Workshop 3 - Monitoring indicator (Sara)

A solid and reasonable scientific basis is therefore necessary for the success of the PES project. The latter justifies and perfects the legal basis of PES, which has yet to be constructed in the framework of payments for environmental services.

A discussion on indicators highlighted the importance of monitoring at three points in time: at the initial situation (t0), at the situation to be reached (tn+1) and at the real time situation (tn). But in what quantity and quality?

Several topics were discussed: good governance, co-construction of the PES project, chemical and physical surveys, etc. Between now and the next meeting, their monitoring method should be established.

Workshop 4 - Presentations to the public

The 6 catchment areas were then able to present their progress on the PES project to the public and partners, and indicated their willingness to pursue PES on their territory.

  • Drinking water catchments of Tremblay-Omonville, Normandy, France

The issue at Tremblay-Omonville is the high concentration of nitrate (and especially nitrogen) in groundwater. The public PES co-constructed with the farmers are based on the achievement of quality objectives (see poster).

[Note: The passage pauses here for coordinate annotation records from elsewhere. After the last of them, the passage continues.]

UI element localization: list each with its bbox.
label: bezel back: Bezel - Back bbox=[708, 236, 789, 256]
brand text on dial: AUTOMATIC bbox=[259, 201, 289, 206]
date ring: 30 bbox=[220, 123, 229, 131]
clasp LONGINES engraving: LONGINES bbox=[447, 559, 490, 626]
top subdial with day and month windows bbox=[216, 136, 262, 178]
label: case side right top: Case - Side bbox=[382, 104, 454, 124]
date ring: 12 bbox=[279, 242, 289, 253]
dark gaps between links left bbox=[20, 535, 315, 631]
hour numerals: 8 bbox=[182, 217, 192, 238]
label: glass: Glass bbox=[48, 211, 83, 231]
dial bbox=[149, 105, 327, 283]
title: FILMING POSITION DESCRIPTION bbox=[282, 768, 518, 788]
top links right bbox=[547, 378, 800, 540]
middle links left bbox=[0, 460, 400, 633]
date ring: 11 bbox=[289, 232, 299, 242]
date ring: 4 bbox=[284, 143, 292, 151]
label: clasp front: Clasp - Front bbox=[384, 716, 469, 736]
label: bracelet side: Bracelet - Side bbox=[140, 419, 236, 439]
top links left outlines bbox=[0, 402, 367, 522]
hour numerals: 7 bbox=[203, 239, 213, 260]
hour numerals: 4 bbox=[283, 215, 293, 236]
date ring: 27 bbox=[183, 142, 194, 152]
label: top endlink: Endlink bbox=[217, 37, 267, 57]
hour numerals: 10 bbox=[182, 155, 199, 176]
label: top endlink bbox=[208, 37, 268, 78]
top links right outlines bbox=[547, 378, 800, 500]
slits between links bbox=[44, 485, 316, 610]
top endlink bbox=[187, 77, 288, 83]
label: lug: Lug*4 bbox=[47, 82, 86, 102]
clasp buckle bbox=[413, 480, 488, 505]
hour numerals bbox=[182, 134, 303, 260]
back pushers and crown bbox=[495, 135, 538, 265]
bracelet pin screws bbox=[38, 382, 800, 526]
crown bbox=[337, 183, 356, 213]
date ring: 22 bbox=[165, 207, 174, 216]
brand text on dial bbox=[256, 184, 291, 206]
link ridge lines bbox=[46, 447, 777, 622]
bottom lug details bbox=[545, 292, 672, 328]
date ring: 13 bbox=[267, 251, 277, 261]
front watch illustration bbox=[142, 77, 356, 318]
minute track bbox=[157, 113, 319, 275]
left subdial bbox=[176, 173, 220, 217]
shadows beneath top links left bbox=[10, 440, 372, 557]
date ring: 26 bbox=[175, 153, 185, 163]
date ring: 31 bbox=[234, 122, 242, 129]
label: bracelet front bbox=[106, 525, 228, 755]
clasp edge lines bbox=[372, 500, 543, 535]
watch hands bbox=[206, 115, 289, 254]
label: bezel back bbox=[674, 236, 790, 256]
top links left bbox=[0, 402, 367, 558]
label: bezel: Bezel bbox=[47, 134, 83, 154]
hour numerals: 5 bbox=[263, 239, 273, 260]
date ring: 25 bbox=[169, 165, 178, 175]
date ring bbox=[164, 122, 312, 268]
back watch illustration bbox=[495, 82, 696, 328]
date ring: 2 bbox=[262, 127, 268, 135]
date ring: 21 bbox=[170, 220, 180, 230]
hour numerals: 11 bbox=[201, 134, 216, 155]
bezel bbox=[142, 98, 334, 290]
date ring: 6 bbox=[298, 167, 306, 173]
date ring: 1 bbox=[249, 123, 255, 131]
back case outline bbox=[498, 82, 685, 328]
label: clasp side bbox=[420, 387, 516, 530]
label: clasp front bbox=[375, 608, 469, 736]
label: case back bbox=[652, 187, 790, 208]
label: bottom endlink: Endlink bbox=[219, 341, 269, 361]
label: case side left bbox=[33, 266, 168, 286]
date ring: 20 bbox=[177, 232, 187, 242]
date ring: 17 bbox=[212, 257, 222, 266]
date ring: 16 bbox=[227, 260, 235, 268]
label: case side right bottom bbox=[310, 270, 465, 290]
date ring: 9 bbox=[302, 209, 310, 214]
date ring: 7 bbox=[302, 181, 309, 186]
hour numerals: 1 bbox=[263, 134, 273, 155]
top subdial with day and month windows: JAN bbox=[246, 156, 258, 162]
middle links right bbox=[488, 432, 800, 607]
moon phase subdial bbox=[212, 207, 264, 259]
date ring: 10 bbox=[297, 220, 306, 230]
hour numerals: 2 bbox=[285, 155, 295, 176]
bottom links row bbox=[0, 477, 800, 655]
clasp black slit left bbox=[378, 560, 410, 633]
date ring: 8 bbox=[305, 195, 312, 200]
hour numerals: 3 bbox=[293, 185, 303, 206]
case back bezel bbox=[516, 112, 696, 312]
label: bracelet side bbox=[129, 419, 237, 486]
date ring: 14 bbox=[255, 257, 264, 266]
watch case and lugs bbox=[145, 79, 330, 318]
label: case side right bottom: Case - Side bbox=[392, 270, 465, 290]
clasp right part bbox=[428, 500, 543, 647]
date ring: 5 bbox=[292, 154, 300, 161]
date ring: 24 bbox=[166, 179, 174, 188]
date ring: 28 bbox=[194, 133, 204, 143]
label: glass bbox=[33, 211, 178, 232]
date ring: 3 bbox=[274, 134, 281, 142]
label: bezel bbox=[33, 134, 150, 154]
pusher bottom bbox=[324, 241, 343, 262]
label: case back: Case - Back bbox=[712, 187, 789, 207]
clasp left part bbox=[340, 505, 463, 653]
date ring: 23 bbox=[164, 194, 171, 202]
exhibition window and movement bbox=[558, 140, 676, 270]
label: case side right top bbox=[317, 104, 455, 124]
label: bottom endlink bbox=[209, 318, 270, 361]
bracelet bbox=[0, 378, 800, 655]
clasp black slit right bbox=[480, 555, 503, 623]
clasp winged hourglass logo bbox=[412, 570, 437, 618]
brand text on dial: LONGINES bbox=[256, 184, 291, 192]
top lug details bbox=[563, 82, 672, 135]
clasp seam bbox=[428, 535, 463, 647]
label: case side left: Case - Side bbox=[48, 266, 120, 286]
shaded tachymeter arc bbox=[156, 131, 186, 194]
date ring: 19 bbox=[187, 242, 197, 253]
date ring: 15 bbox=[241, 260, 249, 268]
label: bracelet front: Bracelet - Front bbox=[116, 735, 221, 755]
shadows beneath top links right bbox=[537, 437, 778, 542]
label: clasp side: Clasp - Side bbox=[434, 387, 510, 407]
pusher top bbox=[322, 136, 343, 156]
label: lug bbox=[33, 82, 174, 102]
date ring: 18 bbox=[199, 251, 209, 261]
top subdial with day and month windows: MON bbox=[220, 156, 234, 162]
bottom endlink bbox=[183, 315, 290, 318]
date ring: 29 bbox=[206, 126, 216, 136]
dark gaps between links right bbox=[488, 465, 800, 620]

  • Vigne d'Eau de Paris springs - notification of state aid and integrated support for farmers, Paris, France

The issue at stake in the Eau de Paris Vineyard is the transfer of pollutants (nitrates and pesticides) into the groundwater. The aim is to move towards agricultural systems that protect water by neutralising the pathways of pollutants. To achieve this, several public PES have been committed and others are in the process of being committed (see poster).

  • Lac au Duc and Yvel-Hyvet catchment area, Brittany, France

The issue at Lac au Duc is the transfer of phosphorus into the watercourses feeding the lake. The farmers are voluntary but no PES commitment has been concluded for the moment. The specificity of these PES lies in the financing of PES by the private sector (see poster).

  • Westhern Rother pilot, England

The Westhern Rother pilot is concerned with excessive inputs of pesticides, sediments and nutrients into the rivers that supply the area's users. The aim is to increase the levels of organic matter in the soil by encouraging the implementation of more virtuous farming systems (and in particular by limiting the establishment of intensive arable crops and the production of legumes). Through a vision adapted to the different circumstances, PES contracts could be signed (see poster).

  • Groundwater in the South Downs Limestone Grasslands, England

The South Downs pilot is concerned with the high concentration of nitrates in drinking water supplies, causing recurrent eutrophication of the lakes of interest. The aim is to reduce the number of inputs by supporting farmers. Between 2020 and 2021, 30 PES contracts have been signed (see poster).

  • Devon case study and online auctions, England

The issue at stake in the pilot is the transfer of phosphorus and nitrate into drinking water reservoirs, causing recurrent eutrophication of lakes of interest. The co-construction of private PES and in particular the auctioning exercise allowed the engagement of 18 farmers (see poster).